Você não sabe o que é uma vítima social? Pergunte a algum filósofo, sociólogo ou historiador e ele lhe fará uma lista. Se os olhos dele encherem de lágrimas é porque se trata de um "crente". Shakespeare, um gênio? Nada! Um opressor branco e heterossexual. Dostoiévski? Pior, porque além disso tudo era um cristão convicto. E por aí vai.
Não, não vou dar o gostinho aos inteligentinhos e continuar a lista de "malvados" para a "revolução das vítimas". Comprem o livro.
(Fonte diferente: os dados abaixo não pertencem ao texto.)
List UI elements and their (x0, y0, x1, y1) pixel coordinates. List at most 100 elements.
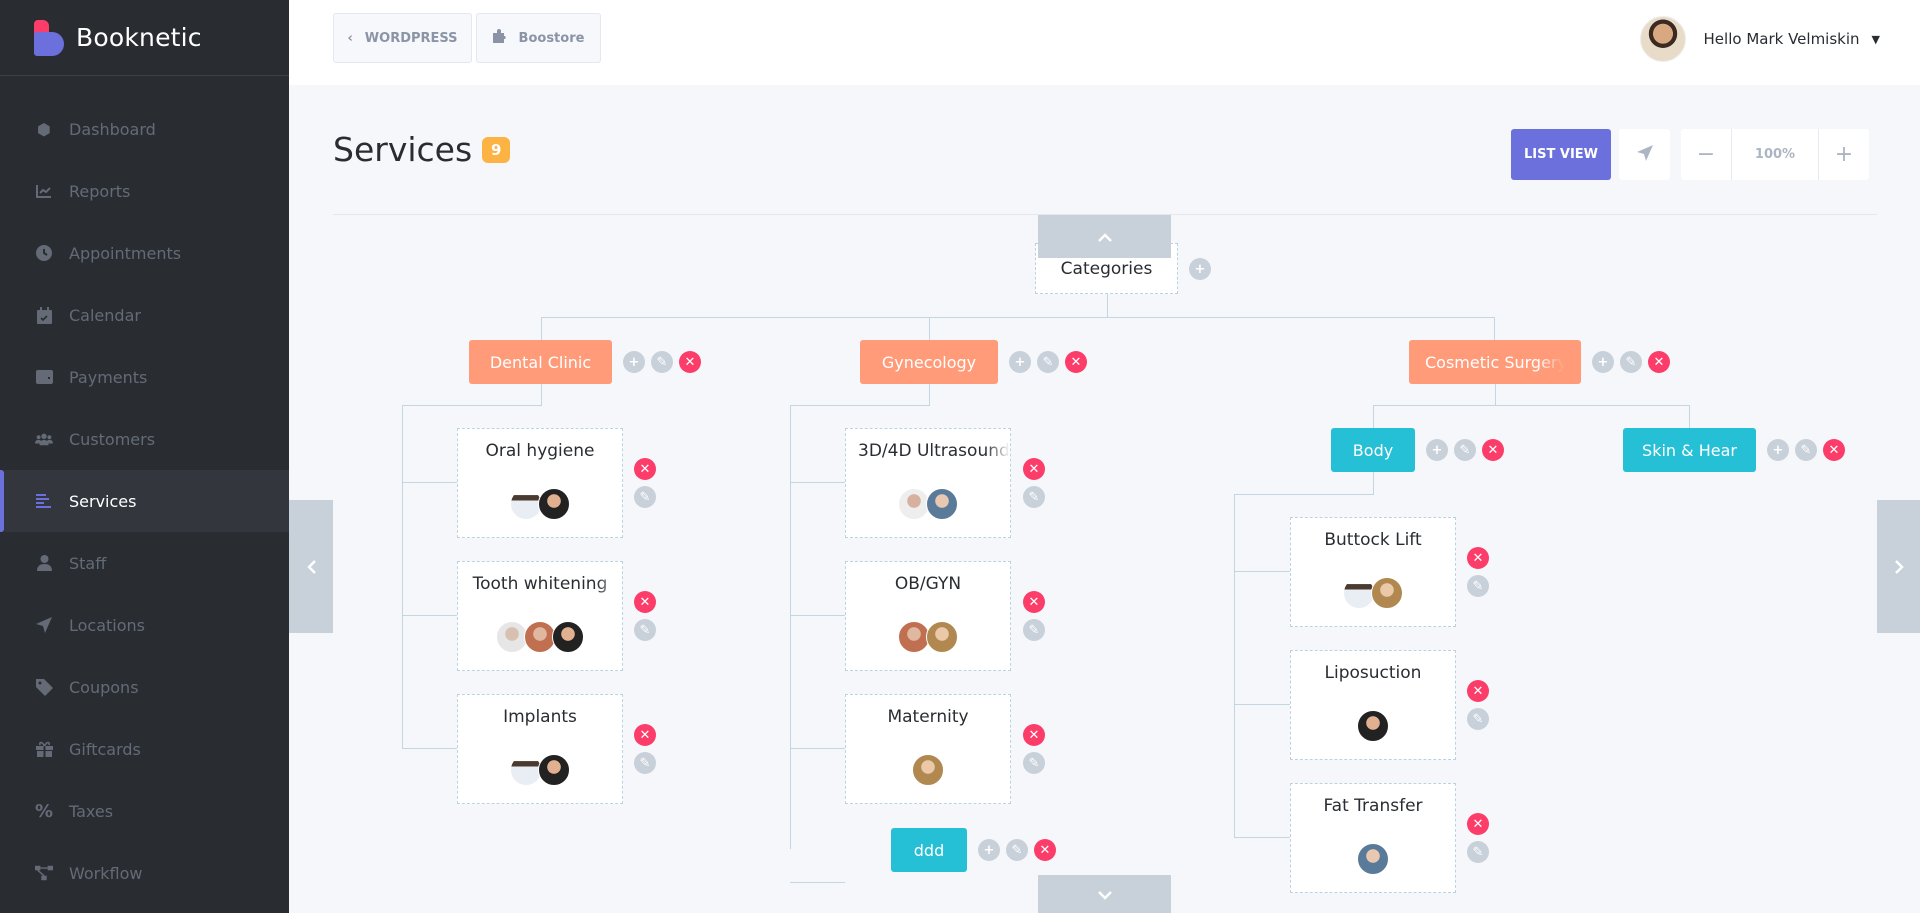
sidebar-item-locations[interactable]: Locations (0, 594, 289, 656)
service-card-fat-transfer[interactable]: Fat Transfer (1290, 783, 1456, 893)
connector-line (1689, 405, 1690, 429)
delete-service-button[interactable]: ✕ (634, 724, 656, 746)
service-card-buttock-lift[interactable]: Buttock Lift (1290, 517, 1456, 627)
delete-service-button[interactable]: ✕ (1467, 547, 1489, 569)
zoom-out-button[interactable]: − (1681, 129, 1731, 180)
delete-button[interactable]: ✕ (1823, 439, 1845, 461)
edit-button[interactable]: ✎ (1037, 351, 1059, 373)
scroll-down-button[interactable] (1038, 875, 1171, 913)
add-button[interactable]: + (978, 839, 1000, 861)
connector-line (790, 748, 845, 749)
sidebar-item-label: Customers (69, 429, 156, 449)
connector-line (1234, 571, 1290, 572)
delete-button[interactable]: ✕ (1482, 439, 1504, 461)
category-skin-hear[interactable]: Skin & Hear (1623, 428, 1756, 472)
delete-button[interactable]: ✕ (1648, 351, 1670, 373)
brand-logo[interactable]: Booknetic (0, 0, 289, 76)
recenter-button[interactable] (1619, 129, 1670, 180)
add-button[interactable]: + (1592, 351, 1614, 373)
scroll-left-button[interactable] (289, 500, 333, 633)
sidebar-item-payments[interactable]: Payments (0, 346, 289, 408)
service-name: OB/GYN (894, 574, 962, 594)
delete-service-button[interactable]: ✕ (1023, 724, 1045, 746)
service-name: Fat Transfer (1323, 796, 1423, 816)
boostore-button[interactable]: Boostore (476, 13, 601, 63)
service-card-3d-4d-ultrasound[interactable]: 3D/4D Ultrasound (845, 428, 1011, 538)
edit-button[interactable]: ✎ (1454, 439, 1476, 461)
back-to-wordpress-button[interactable]: ‹ WORDPRESS (333, 13, 472, 63)
chevron-left-icon: ‹ (347, 30, 353, 46)
edit-button[interactable]: ✎ (651, 351, 673, 373)
delete-service-button[interactable]: ✕ (634, 591, 656, 613)
user-menu[interactable]: Hello Mark Velmiskin ▼ (1639, 16, 1880, 62)
edit-service-button[interactable]: ✎ (634, 619, 656, 641)
service-name: Buttock Lift (1324, 530, 1422, 550)
edit-service-button[interactable]: ✎ (1023, 486, 1045, 508)
edit-button[interactable]: ✎ (1795, 439, 1817, 461)
sidebar-item-coupons[interactable]: Coupons (0, 656, 289, 718)
add-button[interactable]: + (1767, 439, 1789, 461)
zoom-in-button[interactable]: + (1819, 129, 1869, 180)
edit-service-button[interactable]: ✎ (1467, 708, 1489, 730)
category-body[interactable]: Body (1331, 428, 1415, 472)
category-dental-clinic[interactable]: Dental Clinic (469, 340, 612, 384)
edit-button[interactable]: ✎ (1620, 351, 1642, 373)
service-card-implants[interactable]: Implants (457, 694, 623, 804)
service-card-tooth-whitening[interactable]: Tooth whitening (457, 561, 623, 671)
service-name: Liposuction (1324, 663, 1422, 683)
edit-service-button[interactable]: ✎ (1467, 841, 1489, 863)
category-cosmetic-surgery[interactable]: Cosmetic Surgery (1409, 340, 1581, 384)
add-button[interactable]: + (1426, 439, 1448, 461)
connector-line (541, 317, 542, 340)
user-icon (35, 554, 53, 572)
delete-service-button[interactable]: ✕ (1467, 680, 1489, 702)
edit-service-button[interactable]: ✎ (634, 752, 656, 774)
sidebar-item-label: Giftcards (69, 739, 141, 759)
location-arrow-icon (35, 616, 53, 634)
service-card-maternity[interactable]: Maternity (845, 694, 1011, 804)
add-button[interactable]: + (1009, 351, 1031, 373)
edit-service-button[interactable]: ✎ (1023, 619, 1045, 641)
sidebar-item-reports[interactable]: Reports (0, 160, 289, 222)
sidebar-item-taxes[interactable]: % Taxes (0, 780, 289, 842)
delete-button[interactable]: ✕ (1065, 351, 1087, 373)
connector-line (1373, 472, 1374, 494)
chevron-down-icon: ▼ (1871, 32, 1880, 46)
service-card-oral-hygiene[interactable]: Oral hygiene (457, 428, 623, 538)
staff-avatars (1291, 577, 1455, 609)
add-button[interactable]: + (623, 351, 645, 373)
sidebar-item-giftcards[interactable]: Giftcards (0, 718, 289, 780)
delete-button[interactable]: ✕ (1034, 839, 1056, 861)
sidebar-item-label: Coupons (69, 677, 139, 697)
delete-button[interactable]: ✕ (679, 351, 701, 373)
sidebar-item-staff[interactable]: Staff (0, 532, 289, 594)
edit-service-button[interactable]: ✎ (1467, 575, 1489, 597)
sidebar-item-appointments[interactable]: Appointments (0, 222, 289, 284)
service-card-liposuction[interactable]: Liposuction (1290, 650, 1456, 760)
connector-line (402, 405, 403, 749)
scroll-up-button[interactable] (1038, 215, 1171, 258)
list-view-button[interactable]: LIST VIEW (1511, 129, 1611, 180)
edit-service-button[interactable]: ✎ (634, 486, 656, 508)
add-category-button[interactable]: + (1189, 258, 1211, 280)
sidebar-item-services[interactable]: Services (0, 470, 289, 532)
connector-line (1234, 837, 1290, 838)
delete-service-button[interactable]: ✕ (1023, 591, 1045, 613)
sidebar-item-calendar[interactable]: Calendar (0, 284, 289, 346)
delete-service-button[interactable]: ✕ (1467, 813, 1489, 835)
scroll-right-button[interactable] (1877, 500, 1920, 633)
delete-service-button[interactable]: ✕ (1023, 458, 1045, 480)
category-ddd[interactable]: ddd (891, 828, 967, 872)
sidebar-item-dashboard[interactable]: ⬢ Dashboard (0, 98, 289, 160)
edit-button[interactable]: ✎ (1006, 839, 1028, 861)
service-card-ob-gyn[interactable]: OB/GYN (845, 561, 1011, 671)
connector-line (1373, 405, 1374, 429)
edit-service-button[interactable]: ✎ (1023, 752, 1045, 774)
connector-line (402, 482, 457, 483)
category-gynecology[interactable]: Gynecology (860, 340, 998, 384)
sidebar-item-customers[interactable]: Customers (0, 408, 289, 470)
sidebar-item-workflow[interactable]: Workflow (0, 842, 289, 904)
top-bar: ‹ WORDPRESS Boostore Hello Mark Velmiski… (289, 0, 1920, 85)
chevron-right-icon (1894, 555, 1904, 579)
delete-service-button[interactable]: ✕ (634, 458, 656, 480)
Ou editores que não temem a patrulha fascista na academia e no mundo da cultura como um todo publiquem-no para que professores e alunos corajosos tenham acesso ao título em nossa língua.
Uma diferença básica entre o estudo clássico das ciências humanas e o tatibitate dos estudos de identidade, ou "masturbação ao redor das vítimas", é que nos estudos clássicos você lê Tolstói para aprender quem somos e como lidar com essa nossa humanidade atormentada.
No caso do tatibitate do "estudo das vítimas", o estudo visa apenas converter os alunos aos estudos de "raça, gênero e classe". Não importa o autor –se não for alguém da patota ou alguma "vítima", pau nele.
A paisagem repetitiva e pobre revela a falta de vocação para lidar com as complexidades e ambiguidades da condição humana. Basta gritar coisas como "opressão", "injustiça social", "capitalismo", e você passou na matéria ou defendeu seu doutorado com louvor.
Bawer faz referência a um dos livros que estaria na origem da formação dos professores que hoje torturam os alunos para que eles se façam crentes desse tatibitate.
Um dos livros seminais desses estudos é "Pedagogy of the Oppressed". Reconheceu a tradução? Sim, é claro! O famoso "Pedagogia do Oprimido", de Paulo Freire, obra essencial para a patrulha ideológica nas universidades americanas.
Incrível porque Freire, que se via como um "libertador", é o mesmo que na época louvava o assassino Mao Tse-Tung e sua revolução cultural como similar ao seu "projeto pedagógico", além, é claro, do grande assassino Che Guevara, também um guru da liberdade. Risadas?
Com linguagem "evangélica", termo de Bawer, Freire diz frases de efeito como "Nenhuma educação é neutra". Uau!
Mas o mais ridículo da história dessa pedagogia barata é que os regimes adorados por Freire, o chinês e o cubano, nunca utilizaram esse tatibitate. Pelo contrário, pegaram seus melhores alunos e os encheram de conteúdo "do opressor", a fim de produzirem uma boa educação.
Só pedagogos e a moçada das humanidades no Ocidente riquinho é que compraram essa bobagem. Resultado: as ciências humanas, em grande parte, viraram um lixo. Umas igrejinhas."